Znane nieznane - Trochę o pomnikach. Cz. 1.

Archiwalne artykuły historyczne, które pojawiały się na łamach Dwutygodnika Szczecineckiego TEMAT. http://www.temat.net
Post Reply
Szczecinek.org
Posts: 168
Joined: 02 Feb 2009, 21:13

Znane nieznane - Trochę o pomnikach. Cz. 1.

Post by Szczecinek.org »

Przed wojną ówczesny Neustettin obfitował w różnego rodzaju pomniki, obeliski, głazy, posągi i monumenty upamiętniające ważne dla jego mieszkańców historyczne zdarzenia. Z tej całej plejady pamiątek "ku czci", do naszych czasów zachowała się tylko jedna budowla, ale za to dość znaczących rozmiarów. Mowa oczywiście o wieży poświęconej "żelaznemu" kanclerzowi - Otto von Bismarckowi. Ale zanim o niej opowiem, kilka słów o innych pomnikach, które przestały istnieć sześćdziesiąt lat temu.

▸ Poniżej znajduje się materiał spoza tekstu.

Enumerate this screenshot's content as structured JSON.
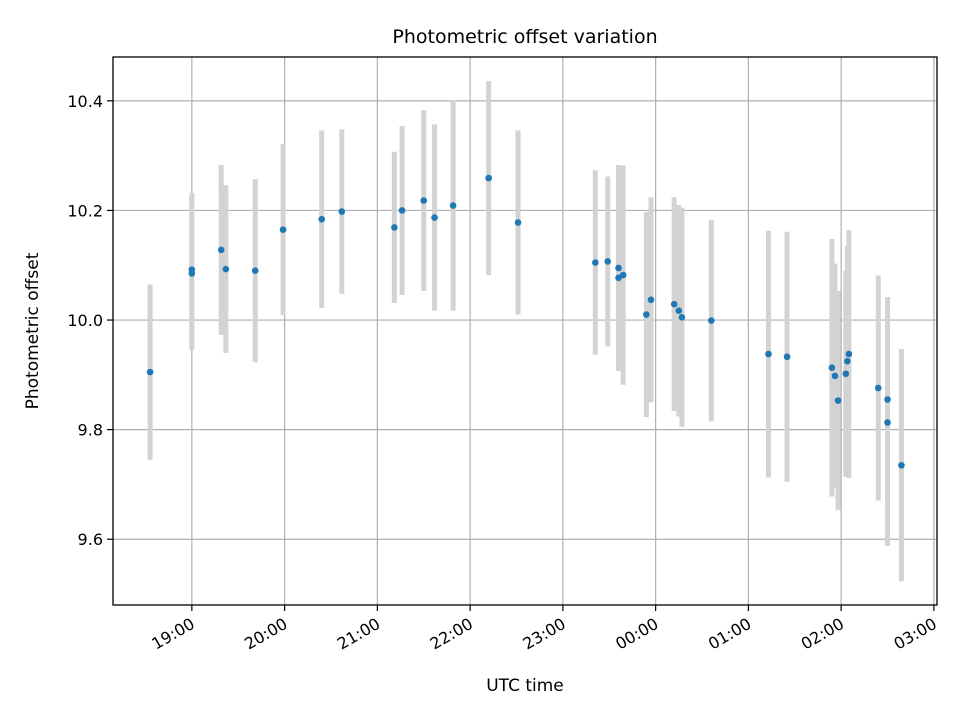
{
  "chart_data": {
    "type": "scatter",
    "title": "Photometric offset variation",
    "xlabel": "UTC time",
    "ylabel": "Photometric offset",
    "grid": true,
    "legend": false,
    "xlim": [
      "18:09",
      "03:02"
    ],
    "ylim": [
      9.48,
      10.48
    ],
    "x_ticks": [
      "19:00",
      "20:00",
      "21:00",
      "22:00",
      "23:00",
      "00:00",
      "01:00",
      "02:00",
      "03:00"
    ],
    "y_ticks": [
      "9.6",
      "9.8",
      "10.0",
      "10.2",
      "10.4"
    ],
    "colors": {
      "point": "#1f77b4",
      "error_bar": "#d3d3d3",
      "grid": "#b0b0b0",
      "axes": "#000000"
    },
    "series": [
      {
        "points": [
          {
            "x": "18:33",
            "y": 9.905,
            "err": 0.16
          },
          {
            "x": "19:00",
            "y": 10.092,
            "err": 0.14
          },
          {
            "x": "19:00",
            "y": 10.085,
            "err": 0.14
          },
          {
            "x": "19:19",
            "y": 10.128,
            "err": 0.155
          },
          {
            "x": "19:22",
            "y": 10.093,
            "err": 0.153
          },
          {
            "x": "19:41",
            "y": 10.09,
            "err": 0.167
          },
          {
            "x": "19:59",
            "y": 10.165,
            "err": 0.156
          },
          {
            "x": "20:24",
            "y": 10.184,
            "err": 0.162
          },
          {
            "x": "20:37",
            "y": 10.198,
            "err": 0.15
          },
          {
            "x": "21:11",
            "y": 10.169,
            "err": 0.138
          },
          {
            "x": "21:16",
            "y": 10.2,
            "err": 0.154
          },
          {
            "x": "21:30",
            "y": 10.218,
            "err": 0.165
          },
          {
            "x": "21:37",
            "y": 10.187,
            "err": 0.17
          },
          {
            "x": "21:49",
            "y": 10.209,
            "err": 0.192
          },
          {
            "x": "22:12",
            "y": 10.259,
            "err": 0.177
          },
          {
            "x": "22:31",
            "y": 10.178,
            "err": 0.168
          },
          {
            "x": "23:21",
            "y": 10.105,
            "err": 0.168
          },
          {
            "x": "23:29",
            "y": 10.107,
            "err": 0.155
          },
          {
            "x": "23:36",
            "y": 10.095,
            "err": 0.188
          },
          {
            "x": "23:36",
            "y": 10.077,
            "err": 0.13
          },
          {
            "x": "23:39",
            "y": 10.082,
            "err": 0.2
          },
          {
            "x": "23:54",
            "y": 10.01,
            "err": 0.187
          },
          {
            "x": "23:57",
            "y": 10.037,
            "err": 0.187
          },
          {
            "x": "00:12",
            "y": 10.029,
            "err": 0.195
          },
          {
            "x": "00:15",
            "y": 10.017,
            "err": 0.193
          },
          {
            "x": "00:17",
            "y": 10.005,
            "err": 0.2
          },
          {
            "x": "00:36",
            "y": 9.999,
            "err": 0.184
          },
          {
            "x": "01:13",
            "y": 9.938,
            "err": 0.225
          },
          {
            "x": "01:25",
            "y": 9.933,
            "err": 0.228
          },
          {
            "x": "01:54",
            "y": 9.913,
            "err": 0.235
          },
          {
            "x": "01:56",
            "y": 9.898,
            "err": 0.205
          },
          {
            "x": "01:58",
            "y": 9.853,
            "err": 0.2
          },
          {
            "x": "02:03",
            "y": 9.902,
            "err": 0.188
          },
          {
            "x": "02:04",
            "y": 9.925,
            "err": 0.21
          },
          {
            "x": "02:05",
            "y": 9.938,
            "err": 0.226
          },
          {
            "x": "02:24",
            "y": 9.876,
            "err": 0.205
          },
          {
            "x": "02:30",
            "y": 9.855,
            "err": 0.187
          },
          {
            "x": "02:30",
            "y": 9.813,
            "err": 0.225
          },
          {
            "x": "02:39",
            "y": 9.735,
            "err": 0.212
          }
        ]
      }
    ]
  }
}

Pierwszym znanym monumentem był sprokurowany przez szczecineckich mieszczan pomnik najjaśniejszego cesarza Wilhelma I (1797-1888). Odsłonięto go w dziewiątą rocznicę śmierci - dokładnie 2 sierpnia w 1897. Okazały pomnik musiał sporo kosztować, a uroczystości związane z jego odsłonięciem urządzono z wielką pompą. Właśnie z tego okresu pochodzi pamiątkowe zdjęcie - nie wiem dlaczego datowane na 2 08 1898 rok. U stóp spiżowego cesarza leżą całe stosy wieńców, a tego dnia nawet ratuszowe mury zostały przybrane świerkowymi girlandami.

Image

Cesarz został unieśmiertelniony (tylko do 1945 roku) w pełnej postaci. Starszy pan z potężnymi bokobrodami i odkrytą głową wspiera się jedną ręką na kolumience, na której umieszczono jakiś dokument z wielką pieczęcią. Lewa ręka wsparta na rękojeści szabli - tym sposobem cała sylwetka miała znamionować człowieka czynu. Najjaśniejszy patrzy w kierunku południowo - wschodniej rynkowej pierzei. Trzymetrowej wysokości posąg ustawiony został na cokole ze sztucznego kamienia. Zwieńczenie cokołu zdobiły cztery kartusze z herbami. Ten właśnie fragment pomnika, zanim trafił do muzealnego ogródka, przez pięćdziesiąt lat obmywany był przez fale Trzesiecka. Twórcą wysadzonego po zakończeniu wojny pomnika był prof. Wandschneider z Berlina.

Image

Mieszkańcy dynastię Hohenzollern darzyli wielkim sentymentem. Dowodem na to jest również i to, że jedna z głównych ulic (dz. 1. Maja) nazwano Friedrichstrasse. Owe upodobanie do królewsko - cesarskiego rodu brało się pewne z tego, że to właśnie dziad Wilhelma I - Fryderyk Wilhelm III (1797-1840) wracając z podróży do Królewca, miał przyjemność, a może raczej był tak wyczerpany trudami podróży, że musiał skorzystać z noclegu w Szczecinku. Owe lokalne zdarzenie historyczne miało miejsce 19 grudnia 1809 roku. Dodam, że podróżował razem ze swoją małżonką królową Luizą. Królewskiej parze na lokum przygotowano dom sędziego przy Starym Rynku nr 1 (dz. plac Wolności).

Image

W 1937 roku - dokładnie nie wiadomo z jakich powodów - pomnik został w całości "przeflancowany" do parku. Postawiono go na specjalnie urządzonym skwerku, znajdującym się na wysokości koszar przy ul. Kościuszki. Cesarz stanął tyłem do jeziora a u podnóża monumentu rozciągał się kwietny dywan, otoczony szpalerem krzewów.
Jakoś tak się złożyło, że tuż obok, ale znacznie bliżej głównej parkowej alejki, do 1945 roku stał inny, znacznie mniejszy pomnik. Był on był poświęcony 173. Zachodniopruskiemu Regimentowi Piechoty walczącemu na frontach I wojny światowej (1914-1918).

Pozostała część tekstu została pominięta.